New York.- Vicki James Yiannias
The October 25 premier of “Dinner at Iocasti’s”, a brilliant comedy written by Akis Dimou and directed by Anastasios Samaras playing through December 8 at the Greek Cultural Center in Astoria, lightened a succession of grey days with a hilarity that still infuses the days a week later.
This effect of the play holds true for the actors, as well. “I find that my actual mood benefits from Stefanos, the character I play…. a little dancing and singing onstage during the weekends is good for the psyche,” says Cyprus-born Alexander Malaos (his 2012 comedy “With Only Two Pieces of Luggage” was off-the-charts funny), who plays Stefanos, Iocasti’s son, “I suppose I’ve covered a nice mix of genres during my Greek Cultural Center tenure. Some plays were more somber, others more thought-provoking, more satirical, more political etc. And others, like “Dinner at Iokasti’s” are just good ol’ lighthearted fun! It’s good to squeeze one of those into your repertoire when you can.”

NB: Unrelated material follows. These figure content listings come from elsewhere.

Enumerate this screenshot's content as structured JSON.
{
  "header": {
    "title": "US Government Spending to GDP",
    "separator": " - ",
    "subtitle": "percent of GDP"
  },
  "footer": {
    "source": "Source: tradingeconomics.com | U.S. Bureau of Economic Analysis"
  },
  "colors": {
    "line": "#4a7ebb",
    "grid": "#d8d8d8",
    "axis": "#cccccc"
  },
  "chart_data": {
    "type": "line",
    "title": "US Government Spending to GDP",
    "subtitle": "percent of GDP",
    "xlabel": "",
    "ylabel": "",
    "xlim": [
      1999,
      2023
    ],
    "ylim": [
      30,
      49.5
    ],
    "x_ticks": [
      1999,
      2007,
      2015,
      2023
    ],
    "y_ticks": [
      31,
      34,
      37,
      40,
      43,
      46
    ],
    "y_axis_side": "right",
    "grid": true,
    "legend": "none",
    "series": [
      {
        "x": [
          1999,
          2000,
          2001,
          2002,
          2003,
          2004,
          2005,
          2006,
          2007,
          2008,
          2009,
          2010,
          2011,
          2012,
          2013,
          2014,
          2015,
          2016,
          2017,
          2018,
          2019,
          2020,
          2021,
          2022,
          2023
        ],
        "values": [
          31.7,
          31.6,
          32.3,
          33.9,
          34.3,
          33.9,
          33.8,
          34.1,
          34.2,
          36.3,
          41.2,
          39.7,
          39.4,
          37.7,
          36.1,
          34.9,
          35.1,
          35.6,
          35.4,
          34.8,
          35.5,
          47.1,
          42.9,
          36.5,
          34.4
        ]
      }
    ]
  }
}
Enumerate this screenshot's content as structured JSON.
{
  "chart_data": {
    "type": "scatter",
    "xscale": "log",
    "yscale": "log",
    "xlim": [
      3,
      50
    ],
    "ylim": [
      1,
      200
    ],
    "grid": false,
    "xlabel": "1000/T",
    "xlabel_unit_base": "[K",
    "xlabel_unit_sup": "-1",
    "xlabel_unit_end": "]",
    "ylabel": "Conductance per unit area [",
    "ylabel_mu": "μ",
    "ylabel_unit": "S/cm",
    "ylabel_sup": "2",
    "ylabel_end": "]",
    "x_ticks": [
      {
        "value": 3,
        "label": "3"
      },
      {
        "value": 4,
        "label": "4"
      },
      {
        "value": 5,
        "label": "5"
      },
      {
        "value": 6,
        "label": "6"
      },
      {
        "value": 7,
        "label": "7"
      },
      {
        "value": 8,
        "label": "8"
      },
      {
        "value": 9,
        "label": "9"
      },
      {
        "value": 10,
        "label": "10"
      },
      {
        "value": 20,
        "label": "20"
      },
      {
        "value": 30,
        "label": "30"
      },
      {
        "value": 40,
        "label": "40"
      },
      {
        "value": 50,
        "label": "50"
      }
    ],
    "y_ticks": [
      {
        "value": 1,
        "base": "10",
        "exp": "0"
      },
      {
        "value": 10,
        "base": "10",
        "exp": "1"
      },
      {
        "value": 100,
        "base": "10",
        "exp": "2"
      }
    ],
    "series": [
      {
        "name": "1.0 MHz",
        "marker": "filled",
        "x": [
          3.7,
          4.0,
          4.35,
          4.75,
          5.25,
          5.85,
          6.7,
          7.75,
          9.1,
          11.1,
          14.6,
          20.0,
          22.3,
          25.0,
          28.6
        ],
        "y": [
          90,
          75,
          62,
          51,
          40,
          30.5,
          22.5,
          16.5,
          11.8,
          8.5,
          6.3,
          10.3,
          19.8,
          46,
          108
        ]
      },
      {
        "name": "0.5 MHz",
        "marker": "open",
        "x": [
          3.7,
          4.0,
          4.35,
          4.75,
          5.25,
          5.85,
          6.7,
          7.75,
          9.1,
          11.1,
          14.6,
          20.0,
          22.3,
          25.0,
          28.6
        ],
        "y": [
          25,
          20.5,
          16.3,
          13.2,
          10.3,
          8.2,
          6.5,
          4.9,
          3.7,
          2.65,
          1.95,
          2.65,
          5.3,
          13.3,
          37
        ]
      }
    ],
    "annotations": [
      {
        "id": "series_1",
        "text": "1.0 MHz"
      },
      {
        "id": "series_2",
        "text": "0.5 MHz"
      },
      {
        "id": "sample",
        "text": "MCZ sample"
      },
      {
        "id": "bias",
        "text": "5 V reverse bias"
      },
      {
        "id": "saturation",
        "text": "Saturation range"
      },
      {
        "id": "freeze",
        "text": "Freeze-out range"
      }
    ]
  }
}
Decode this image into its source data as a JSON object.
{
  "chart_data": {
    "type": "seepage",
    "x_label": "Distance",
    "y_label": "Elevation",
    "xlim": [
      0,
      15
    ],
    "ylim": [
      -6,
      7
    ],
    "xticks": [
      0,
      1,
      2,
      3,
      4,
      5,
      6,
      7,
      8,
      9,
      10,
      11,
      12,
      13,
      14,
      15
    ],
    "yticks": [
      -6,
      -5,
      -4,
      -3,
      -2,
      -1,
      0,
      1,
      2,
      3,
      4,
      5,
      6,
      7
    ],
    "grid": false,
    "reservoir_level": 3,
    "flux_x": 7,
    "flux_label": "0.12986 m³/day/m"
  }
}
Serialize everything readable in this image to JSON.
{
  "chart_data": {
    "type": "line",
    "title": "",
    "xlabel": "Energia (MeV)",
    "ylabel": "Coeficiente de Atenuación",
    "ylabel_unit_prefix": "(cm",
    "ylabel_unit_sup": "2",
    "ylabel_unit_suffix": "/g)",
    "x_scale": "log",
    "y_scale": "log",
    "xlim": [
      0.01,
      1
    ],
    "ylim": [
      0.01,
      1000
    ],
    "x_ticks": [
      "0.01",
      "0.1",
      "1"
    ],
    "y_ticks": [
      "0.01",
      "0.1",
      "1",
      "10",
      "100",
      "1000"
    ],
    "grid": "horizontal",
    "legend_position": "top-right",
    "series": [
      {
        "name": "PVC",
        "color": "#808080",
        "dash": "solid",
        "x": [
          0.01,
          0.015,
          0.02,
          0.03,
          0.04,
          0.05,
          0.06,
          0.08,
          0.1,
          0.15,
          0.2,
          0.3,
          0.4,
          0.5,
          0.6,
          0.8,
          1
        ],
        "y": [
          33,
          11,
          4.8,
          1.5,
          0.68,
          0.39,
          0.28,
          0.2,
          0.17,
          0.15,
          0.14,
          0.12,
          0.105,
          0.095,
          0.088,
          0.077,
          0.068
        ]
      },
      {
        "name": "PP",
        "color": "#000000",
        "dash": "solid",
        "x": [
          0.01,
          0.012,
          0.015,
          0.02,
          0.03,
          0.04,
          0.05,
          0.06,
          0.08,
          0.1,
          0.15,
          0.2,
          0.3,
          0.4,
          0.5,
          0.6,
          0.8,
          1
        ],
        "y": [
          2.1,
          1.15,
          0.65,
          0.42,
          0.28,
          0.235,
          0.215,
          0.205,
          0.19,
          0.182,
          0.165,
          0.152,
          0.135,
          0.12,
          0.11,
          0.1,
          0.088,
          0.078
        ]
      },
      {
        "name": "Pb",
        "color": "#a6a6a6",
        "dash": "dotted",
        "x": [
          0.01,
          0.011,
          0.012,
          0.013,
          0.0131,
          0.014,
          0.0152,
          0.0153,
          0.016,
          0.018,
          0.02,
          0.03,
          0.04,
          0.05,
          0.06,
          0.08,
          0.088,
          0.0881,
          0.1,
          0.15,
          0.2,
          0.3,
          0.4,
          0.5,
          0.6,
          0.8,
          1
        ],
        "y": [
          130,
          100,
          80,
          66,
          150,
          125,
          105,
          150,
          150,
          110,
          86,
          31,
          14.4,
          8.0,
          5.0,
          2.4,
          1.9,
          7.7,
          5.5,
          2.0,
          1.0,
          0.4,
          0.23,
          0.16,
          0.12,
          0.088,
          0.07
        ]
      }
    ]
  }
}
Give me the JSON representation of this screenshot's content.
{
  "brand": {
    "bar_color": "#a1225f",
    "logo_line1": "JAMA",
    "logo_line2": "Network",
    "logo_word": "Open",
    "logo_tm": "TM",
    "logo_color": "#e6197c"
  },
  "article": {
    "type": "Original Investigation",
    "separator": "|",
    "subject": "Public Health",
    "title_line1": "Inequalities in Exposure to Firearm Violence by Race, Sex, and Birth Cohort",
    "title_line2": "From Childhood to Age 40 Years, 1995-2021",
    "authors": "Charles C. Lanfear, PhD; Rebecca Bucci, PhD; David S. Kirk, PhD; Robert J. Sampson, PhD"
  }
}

The play, whose semaphoric set design consists only of a luminescent wall punctuated by a flat screen electronic aquarium showing darting orange fish, a chaise longue with a huge leopard skin throw and a table and chairs, was so funny that one of the audience–not of Greek heritage and not a Greek speaker–thrilled by the top performances of the actors expressed to Mr. Dimou his intention to see the play again. “Dinner at Iocasti’s” is in Greek with English supertitles.
Characters: Christos Alexandris as Iocasta’s dead husband, owner of a T-shirt factory; Fotis Batzas as Cosmas their attorney; Kally Giannou as Nantia the manicurist; Alex Malaos as Iocasta’s son; Anastasia Pantelidi as Iocasta; Dimitris Pantos as Youri the indomitable Estonian who knows everyone’s secrets; and Katerina Zoupanou, Iocasti’s daughter, a wannabe chef who is cooking dinner at Iocasti’s.
Speaking with the GN, Mr. Dimou discussed the themes of “Dinner at Iocasti’s”, described accurately in the program as “a witty comedy with many elements of farce, a crazy social satire that parodies the industry of Greek family sit-coms”. “One very basic theme of the play has much to do with foreigners… their entry into Greece,” said Dimou, “The other is the slowly changing shape of the Greek family… with its secrets rising to the surface we realize it isn’t as holy or as peaceful as was supposed. The theme of homosexuality confronted by Iocasti as it is revealed through the character of her son, Stefanos. And the theme of the emergence of the crisis… this was an the era in which, at least in northern Greece, where I live and which I can judge well–many businesses were leaving Greece to relocate in Bulgaria other Balkan countries because there were cheaper costs. These themes are what the play revolved around… they are the leitmotifs of the play.”
With music by Stamatis Kraounakis, each scene creates such anticipation for the action of the next that the lack of an intermission in this hour-long play is welcome. A conversation with director Anastasios Samaras revealed that this smoothly rolling action is to be credited to the artistry involved. “The production, I must say, was not an easy one,” said Samaras, who had “the great chance” to meet and exchange thoughts with Akis Dimou, who was invited by the Greek Cultural Center to fly in from Thessaloniki especially for the first weekend’s performances, “Like every low budget production, “Iocasti’s Dinner” disguises lots of effort… tons of hours in rehearsal within a minimal time frame and with limited financial means. And the work is predominately on a volunteer basis. To reach performance level you need commitment to the project, belief in the actors, and ‘space’ to express yourself. These are vital to a decent outcome.”
Mr. Dimou answered the question of what would be the themes of the play, which was written in 2008, would be were he to write it today. “Yes, it would be different, because the situation in Greece has changed since then… now we are at the center of a great economic and social crisis in Greece. I would say that then we had begun to see the first signs of the crisis without fully realizing it. Today, however, we have realized it very well. Obviously it would be a totally different work, largely having to do with bow the Greeks are counteracting the social and economic crisis they are experiencing, that is, what is each person targeting in an attempt to combat the crisis, in order to emerge from it with as much strength as possible, and as well as is possible.” As to whether this story could be presented as a comedy, Mr. Dimou answered that it could. “I believe that all things can have a comic as well as a tragic side, depending on the vantage point. That we are undergoing what we are now in Greece does not mean that we must lose our humor or our objectivity…. it must also be seen from the comic side.”
The Greek-born Akis Dimou obtained his first degree from the Law School of Aristotle University in Thessaloniki, where he also obtained his Master’s in Penal Code and Criminology. His first theatrical work, produced in 1995, was the monologue “…and Juliet”. Since then, twenty of his plays have been performed in both funded and private theaters. His plays have been translated into English, French, Spanish and Portuguese and have been presented in Greece, England, Belgium and Spain. He lives in Thessaloniki.